ドルチェモア、リバティアイランドを徹底比較…レースレベルに疑問はどっち?

18日、阪神競馬場で行われた朝日杯フューチュリティS(G1)は、1番人気の支持に応えたドルチェモア(牡2、栗東・須貝尚介厩舎)が優勝。デビューから無傷の3連勝で2歳マイル王の座を手に入れた。
レースこそ初騎乗ながら、4度の追い切りでコンタクトを取っていた坂井瑠星騎手との相性も抜群だった。スタートを決めて好位をキープすると、最後の直線で満を持してゴーサイン。外から猛追するダノンタッチダウンの追撃をクビ差凌いでゴールした。
「イメージしていた通り、凄く上手くいったと思います。短距離から勝ち上がってきた馬も多かったですし、ペースも想定内でした。道中は上手くいって直線もしっかり反応してくれましたし、あとは何とか凌いでくれ、という感じでした」
会心の勝利をそう振り返った坂井騎手だが、スタニングローズとのコンビで制した秋華賞(G1)に続くG1制覇。歓喜のG1初優勝から、わずか2か月後に2勝目を挙げる大活躍に「このようなチャンスを頂いて、オーナー、須貝先生や全ての関係者の皆様に感謝したいです」と関係者への感謝の気持ちも忘れなかった。
その一方、トップクラスの実力を証明したドルチェモアではあるが、類稀なレースセンスを感じるとともに、距離延長に対する不安を感じられたのも確かだ。父ルーラーシップ×母アユサンという血統的に、融通が利きそうな雰囲気はあるものの、気になったのはむしろあまりにも優等生過ぎるレース巧者ぶりである。
レースは、好発からハナに立てるくらいの行きっぷりの良さを見せたパートナーを坂井騎手がなだめ、先手を主張したオールパルフェとグラニットを先に行かせる3番手。手応え十分に迎えた最後の直線で鞍上が、進路を確保してから追い出す冷静さも目立った。クビ差とはいえ、余裕のある勝利だろう。
だが、前半3ハロンが34秒1のハイペースを楽に追走した姿には、持ち前のスピードを証明したともいえる。それはスプリント適性すら感じられるものであり、トップギアに切り替わる反応の良さも、距離延長に一抹の不安を残した。
「前走のサウジアラビアRC(G3)もグラニットがハイペースで飛ばす展開を2番手追走から楽に交わしたように、いいスピードを持っています。スタートセンスの良さも目立ちましたし、いかにも短距離向きだなという印象も残りました。
また、いい勝ち方ではありましたが、レースレベルについても少し疑問が残りました。1週前に同じ阪神芝1600mで開催された阪神JF(G1)と比較した場合、物足りなさがあったことも、その理由です」(競馬記者)
記者がそう指摘したのは、それぞれのレースにおける勝ち時計と前後半のラップで見劣りしたことだという。
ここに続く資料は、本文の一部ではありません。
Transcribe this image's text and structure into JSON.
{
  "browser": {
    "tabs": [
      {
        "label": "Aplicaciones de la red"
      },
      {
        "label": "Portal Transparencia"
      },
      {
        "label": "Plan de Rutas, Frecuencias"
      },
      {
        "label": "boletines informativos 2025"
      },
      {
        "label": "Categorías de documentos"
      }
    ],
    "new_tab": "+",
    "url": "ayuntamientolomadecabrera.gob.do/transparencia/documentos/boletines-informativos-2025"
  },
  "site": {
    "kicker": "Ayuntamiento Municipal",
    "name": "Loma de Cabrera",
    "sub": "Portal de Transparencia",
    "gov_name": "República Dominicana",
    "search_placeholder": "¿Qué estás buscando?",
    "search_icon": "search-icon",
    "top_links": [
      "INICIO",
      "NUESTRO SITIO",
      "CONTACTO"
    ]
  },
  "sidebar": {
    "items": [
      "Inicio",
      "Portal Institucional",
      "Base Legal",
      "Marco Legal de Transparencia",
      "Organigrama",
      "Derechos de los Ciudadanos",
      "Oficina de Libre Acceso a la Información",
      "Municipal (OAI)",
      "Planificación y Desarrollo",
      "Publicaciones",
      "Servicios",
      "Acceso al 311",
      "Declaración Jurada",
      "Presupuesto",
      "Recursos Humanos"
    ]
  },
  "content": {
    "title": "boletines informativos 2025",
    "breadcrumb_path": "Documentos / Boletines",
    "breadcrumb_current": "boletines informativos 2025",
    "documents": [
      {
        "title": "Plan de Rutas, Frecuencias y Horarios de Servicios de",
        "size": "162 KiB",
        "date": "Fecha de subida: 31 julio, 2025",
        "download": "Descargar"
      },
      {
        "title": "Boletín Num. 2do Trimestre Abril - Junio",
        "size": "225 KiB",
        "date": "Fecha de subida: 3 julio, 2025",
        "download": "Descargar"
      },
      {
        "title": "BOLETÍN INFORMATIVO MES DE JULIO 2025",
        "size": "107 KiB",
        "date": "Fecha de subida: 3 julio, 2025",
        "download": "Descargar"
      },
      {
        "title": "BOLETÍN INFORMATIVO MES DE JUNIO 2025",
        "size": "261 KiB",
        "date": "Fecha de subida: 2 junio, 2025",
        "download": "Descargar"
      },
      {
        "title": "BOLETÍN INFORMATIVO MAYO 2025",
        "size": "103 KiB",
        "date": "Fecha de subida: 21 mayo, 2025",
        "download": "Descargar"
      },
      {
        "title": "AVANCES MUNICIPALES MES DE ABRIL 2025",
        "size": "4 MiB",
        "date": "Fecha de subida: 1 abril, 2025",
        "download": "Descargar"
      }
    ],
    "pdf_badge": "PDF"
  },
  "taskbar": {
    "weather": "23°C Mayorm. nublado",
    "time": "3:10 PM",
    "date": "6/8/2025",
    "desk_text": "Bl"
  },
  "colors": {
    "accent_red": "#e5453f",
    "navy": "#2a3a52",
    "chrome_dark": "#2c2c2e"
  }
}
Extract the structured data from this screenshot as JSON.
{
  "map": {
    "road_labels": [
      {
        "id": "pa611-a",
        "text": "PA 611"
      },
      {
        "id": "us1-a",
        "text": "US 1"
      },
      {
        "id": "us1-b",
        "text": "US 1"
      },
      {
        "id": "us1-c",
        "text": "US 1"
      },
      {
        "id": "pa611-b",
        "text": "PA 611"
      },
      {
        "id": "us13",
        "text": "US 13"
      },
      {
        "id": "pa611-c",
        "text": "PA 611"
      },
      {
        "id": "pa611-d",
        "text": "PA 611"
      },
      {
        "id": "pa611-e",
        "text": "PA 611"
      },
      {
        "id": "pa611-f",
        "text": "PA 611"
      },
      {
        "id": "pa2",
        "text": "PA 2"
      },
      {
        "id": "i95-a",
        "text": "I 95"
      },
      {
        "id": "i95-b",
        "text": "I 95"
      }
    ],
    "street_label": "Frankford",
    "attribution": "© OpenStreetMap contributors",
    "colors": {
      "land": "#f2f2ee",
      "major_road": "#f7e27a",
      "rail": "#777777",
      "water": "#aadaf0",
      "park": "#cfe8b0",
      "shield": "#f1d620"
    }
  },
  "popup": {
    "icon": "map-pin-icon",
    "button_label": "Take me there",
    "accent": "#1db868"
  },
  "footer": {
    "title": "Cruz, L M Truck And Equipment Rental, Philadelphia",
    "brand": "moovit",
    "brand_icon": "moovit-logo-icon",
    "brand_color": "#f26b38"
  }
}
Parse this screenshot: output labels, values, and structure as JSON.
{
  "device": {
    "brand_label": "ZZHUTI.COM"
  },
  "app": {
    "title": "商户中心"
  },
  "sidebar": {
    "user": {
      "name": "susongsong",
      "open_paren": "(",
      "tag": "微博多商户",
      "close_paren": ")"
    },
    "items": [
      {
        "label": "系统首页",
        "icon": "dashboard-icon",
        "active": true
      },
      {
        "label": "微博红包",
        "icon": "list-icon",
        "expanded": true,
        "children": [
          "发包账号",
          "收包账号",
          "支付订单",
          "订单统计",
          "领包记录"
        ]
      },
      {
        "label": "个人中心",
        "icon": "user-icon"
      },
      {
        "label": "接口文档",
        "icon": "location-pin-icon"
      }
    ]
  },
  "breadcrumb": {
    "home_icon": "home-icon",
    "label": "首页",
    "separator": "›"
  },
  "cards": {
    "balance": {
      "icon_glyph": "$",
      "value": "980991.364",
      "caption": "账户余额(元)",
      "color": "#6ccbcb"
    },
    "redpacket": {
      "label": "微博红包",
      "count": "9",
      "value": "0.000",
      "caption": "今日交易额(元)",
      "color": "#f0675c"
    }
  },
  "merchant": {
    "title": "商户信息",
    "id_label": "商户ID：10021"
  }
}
以下は両レースの記録だ。
■阪神JF リバティアイランド(上がり3F:35.5)
勝ちタイム 1分33秒1(良馬場)
前後半3F:33.7-36.1
■朝日杯FS ドルチェモア(上がり3F:35.8)
勝ちタイム 1分33秒9(良馬場)
前後半3F:34.1-36.1
同日開催のレースではないものの、単純比較で阪神JFが道中のラップや上がり3Fなどで、すべてを上回っただけでなく、他のレースと比べても優劣が浮き彫りとなった。以下は、それぞれの前日に開催されていたマイル戦の数字である。
■リゲルS(L) シャイニーロック(上がり3F:33.9)
勝ちタイム 1分33秒6(良馬場)
前後半3F:36.1-33.9
■甲東特別(2勝クラス) トーホウディアス(上がり3F:34.9)
勝ちタイム 1分34秒3(稍重馬場)
前後半3F:35.8-35.2
阪神JFが朝日杯FSの勝ち時計を0秒8上回っただけでなく、リステッドレースより0秒5速かったのに対し、朝日杯FSは稍重の2勝クラスを0秒4上回ったのみ。良のリゲルSから0秒3の後れを取っていたことが分かる。
まだ2歳12月という時期だけに、今後の成長具合も不確定要素となるが、リバティアイランドの強さが際立ったのに対し、ドルチェモアにレースレベルの疑問を感じたのも事実だ。